À cette explication qui, comme toutes les tentatives analogues de la Dynamique péripatéticienne, nous semble, aujourd’hui, puérile et ridicule, le Tractatus de ponderibus en joint une autre qui est beaucoup plus sensée ; celle-ci fait intervenir les déformations que les diverses parties du mobile éprouvent au moment du choc et les réactions élastiques engendrées par ces déformations.

Cette explication, où l’on ne remarque rien que de correct, était bien propre à solliciter l’attention de ceux qui professaient la Physique, à Paris, au xive siècle. De cette attention, la trace, déjà, se laisse peut-être reconnaître dans les quelques lignes que Jean Buridan consacre au rebondissement après le choc[1] ; elle se trahit certainement dans ce que Marsile d’Inghen dit de ce même effet.

C’est à propos du prétendu repos intermédiaire entre deux mouvements contraires que Marsile d’Inghen parle du rebondissement des corps élastiques. À la théorie de ce repos intermédiaire, notre auteur attribue certainement une grande importance ; dans son Abrégé du livre des Physiques, il la développe au long de cinq colonnes[2] ; dans ses Questions sur les huit livres des Physiques selon la méthode des Nominalistes, il lui consacre toute une question, la dernière[3].
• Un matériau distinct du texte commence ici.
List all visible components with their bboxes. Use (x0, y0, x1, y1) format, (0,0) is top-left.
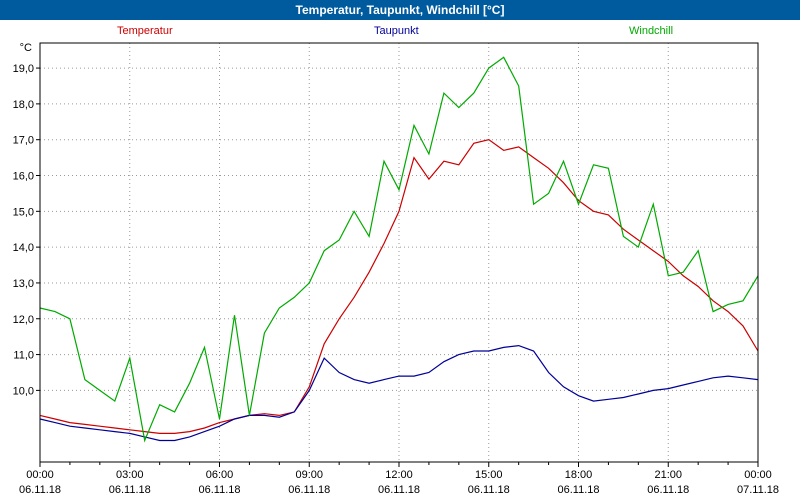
x-tick-time-label: 18:00 (565, 469, 593, 481)
window-titlebar: Temperatur, Taupunkt, Windchill [°C] (0, 0, 800, 20)
x-tick-time-label: 00:00 (26, 469, 54, 481)
legend-taupunkt: Taupunkt (374, 25, 419, 37)
x-tick-date-label: 06.11.18 (19, 484, 61, 496)
x-tick-date-label: 06.11.18 (378, 484, 420, 496)
y-tick-label: 17,0 (13, 135, 34, 147)
series-line-windchill (39, 56, 759, 443)
window-title: Temperatur, Taupunkt, Windchill [°C] (295, 3, 505, 17)
x-tick-time-label: 12:00 (385, 469, 413, 481)
y-tick-label: 16,0 (13, 171, 34, 183)
y-tick-label: 14,0 (13, 242, 34, 254)
x-tick-time-label: 00:00 (744, 469, 772, 481)
x-tick-time-label: 03:00 (116, 469, 144, 481)
x-tick-date-label: 06.11.18 (647, 484, 689, 496)
y-tick-label: 18,0 (13, 99, 34, 111)
plot-frame (39, 42, 759, 463)
x-tick-date-label: 07.11.18 (737, 484, 779, 496)
y-tick-label: 10,0 (13, 385, 34, 397)
x-tick-date-label: 06.11.18 (557, 484, 599, 496)
legend-temperatur: Temperatur (117, 25, 173, 37)
y-tick-label: 15,0 (13, 206, 34, 218)
y-tick-label: 13,0 (13, 278, 34, 290)
x-tick-date-label: 06.11.18 (468, 484, 510, 496)
series-line-temperatur (39, 139, 759, 434)
y-tick-label: 19,0 (13, 63, 34, 75)
series-line-taupunkt (39, 344, 759, 442)
x-tick-time-label: 21:00 (654, 469, 682, 481)
x-tick-date-label: 06.11.18 (109, 484, 151, 496)
x-tick-time-label: 15:00 (475, 469, 503, 481)
x-tick-time-label: 09:00 (295, 469, 323, 481)
y-tick-label: 12,0 (13, 314, 34, 326)
x-tick-date-label: 06.11.18 (288, 484, 330, 496)
x-tick-time-label: 06:00 (206, 469, 234, 481)
y-tick-label: 11,0 (13, 350, 34, 362)
x-tick-date-label: 06.11.18 (198, 484, 240, 496)
line-chart-plot: 19,0 18,0 17,0 16,0 15,0 14,0 13,0 12,0 11,0 10,0… (13, 42, 779, 496)
legend-windchill: Windchill (629, 25, 674, 37)
chart-legend: Temperatur Taupunkt Windchill (0, 20, 800, 42)
y-axis-unit-label: °C (20, 42, 32, 54)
L’opinion de Marsile suit et développe celle d’Albert de Saxe. Comme Jean Buridan, comme Albert de Saxe, il tient pour non convaincants les raisonnements par lesquels, sous peine de contradiction, un repos intermédiaire doit nécessairement séparer deux mouvements contraires l’un à l’autre. Mais il croit qu’en nombre de circonstances, un tel repos intermédiaire est vraiment réalisé, et il en donne des raisons physiques. Ainsi, lorsqu’un projectile est lancé verticalement de bas en haut, un certain temps de repos s’écoule, croit-il, entre le mouvement d’ascension et le mouvement de descente. Le raisonnement par lequel, dans ses Questions, il prétend justifier cette conclusion est la reproduction presque textuelle de celui qu’avait

  1. Vide Supra, p. 209.
  2. Abbreviationes libri phisicorum edite a prestantissimo philosopho Marsilio inguen doctore parisiensi ; fol. avant le fol. sign. 1, col. b, c et d ; fol. sign. 1, col. a et b.
  3. Questiones subtiltssime Johannis Marcilii Inguen ; Super octo libros Physicorum secundum nominalium viam ; lib. VIII, quæst. VIII.